Flint Water Crisis: Judge Rules that Flint Residents can Sue the Federal Government

A Federal Judge has ruled that residents of Flint, Michigan, can proceed with the lawsuits they have filed against the federal government in connection with the city’s water crisis

Judge Linda Parker, who serves as a judge for the US District Court for the Eastern District of Michigan said the government is not immune from a lawsuit.

“The impact on the health of the nearly 100,000 residents of the City of Flint remains untold,” Judge Parker wrote in Thursday’s opinion and order. “It is anticipated, however, that the injury caused by the lead-contaminated public water supply system will affect the residents for years and likely generations to come.”

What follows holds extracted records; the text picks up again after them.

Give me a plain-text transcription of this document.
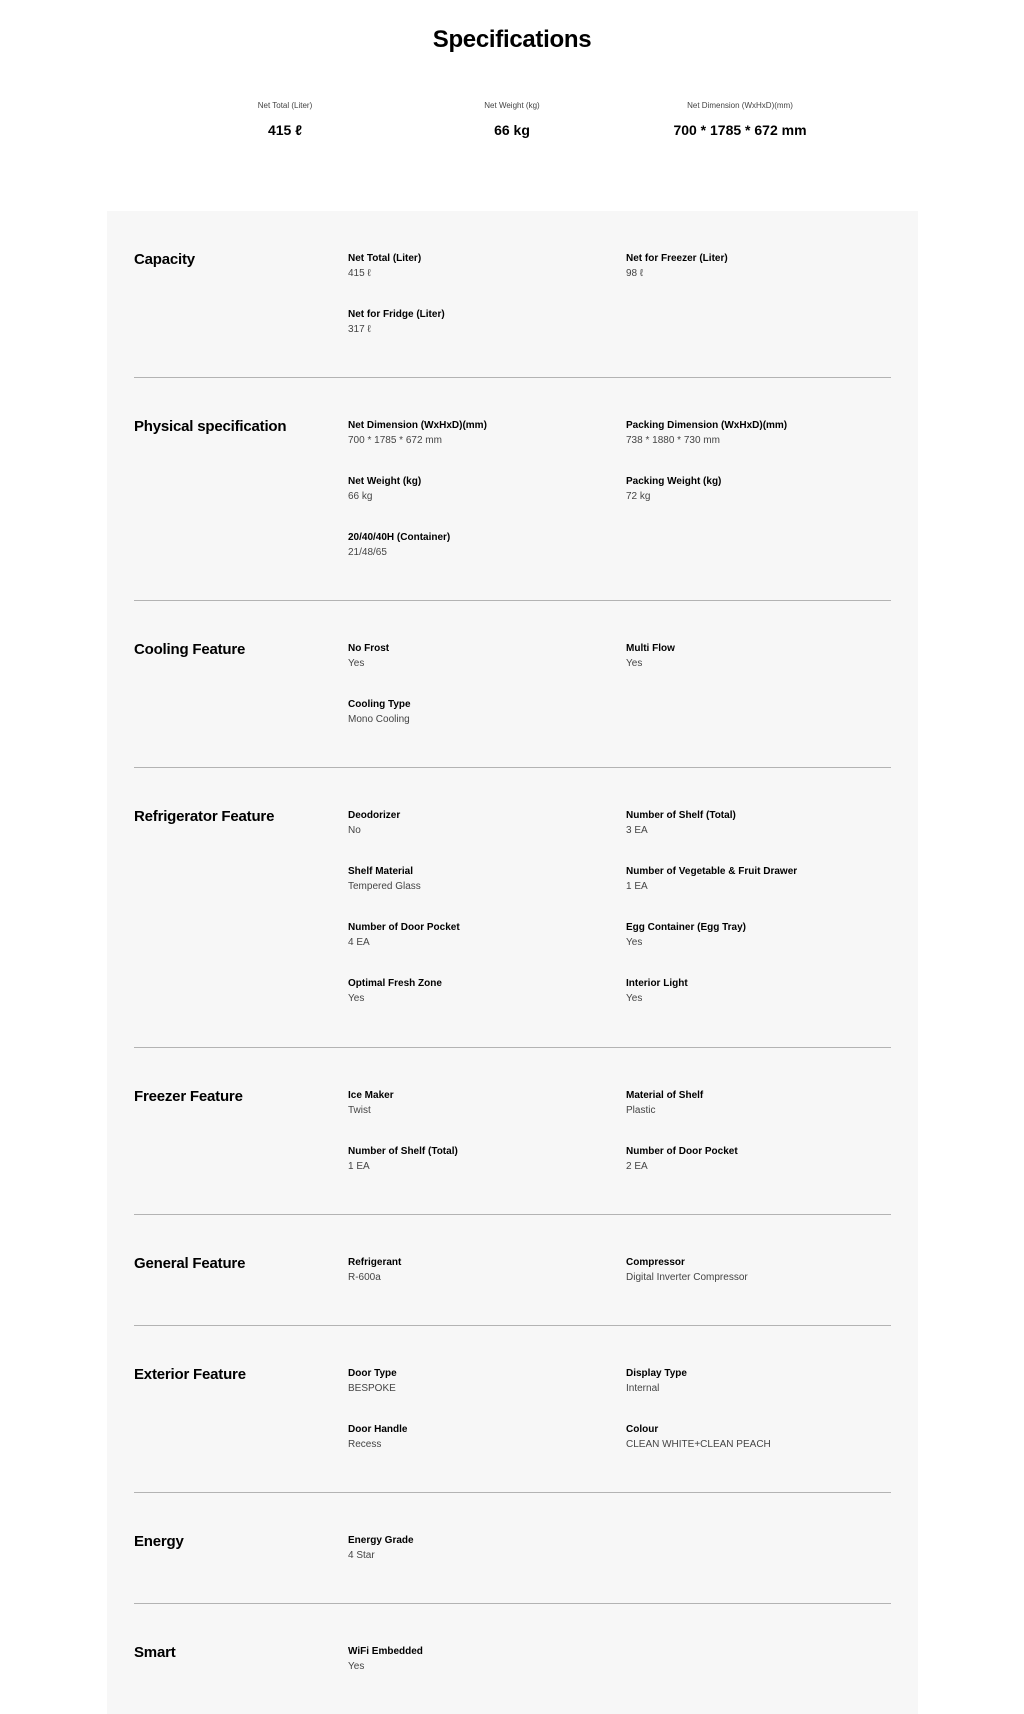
Specifications
Net Total (Liter)
415 ℓ
Net Weight (kg)
66 kg
Net Dimension (WxHxD)(mm)
700 * 1785 * 672 mm
Capacity	Net Total (Liter)
415 ℓ
Net for Freezer (Liter)
98 ℓ
Net for Fridge (Liter)
317 ℓ
Physical specification	Net Dimension (WxHxD)(mm)
700 * 1785 * 672 mm
Packing Dimension (WxHxD)(mm)
738 * 1880 * 730 mm
Net Weight (kg)
66 kg
Packing Weight (kg)
72 kg
20/40/40H (Container)
21/48/65
Cooling Feature	No Frost
Yes
Multi Flow
Yes
Cooling Type
Mono Cooling
Refrigerator Feature	Deodorizer
No
Number of Shelf (Total)
3 EA
Shelf Material
Tempered Glass
Number of Vegetable & Fruit Drawer
1 EA
Number of Door Pocket
4 EA
Egg Container (Egg Tray)
Yes
Optimal Fresh Zone
Yes
Interior Light
Yes
Freezer Feature	Ice Maker
Twist
Material of Shelf
Plastic
Number of Shelf (Total)
1 EA
Number of Door Pocket
2 EA
General Feature	Refrigerant
R-600a
Compressor
Digital Inverter Compressor
Exterior Feature	Door Type
BESPOKE
Display Type
Internal
Door Handle
Recess
Colour
CLEAN WHITE+CLEAN PEACH
Energy	Energy Grade
4 Star
Smart	WiFi Embedded
Yes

The lawsuits claim the Environmental Protection Agency was too slow to intervene in the crisis.

The judge didn’t rule on the EPA’s negligence, but she wrote that “The EPA was well aware that the Flint River was highly corrosive and posed a significant danger of lead leaching” into residents’ homes. 

She also stated that the EPA knew the health risks posed by lead exposure and Flint officials “were not warning Flint’s residents that they were being supplied lead-laced water. On the contrary, the EPA learned that State and local officials were misleading residents to believe that there was nothing wrong with the water supply,” the judge wrote.

Flint’s water issues arose after it was found that after switching sources from Lake Huron to the Flint River in 2014, which according to Virginia Tech researchers, is 19 times more corrosive.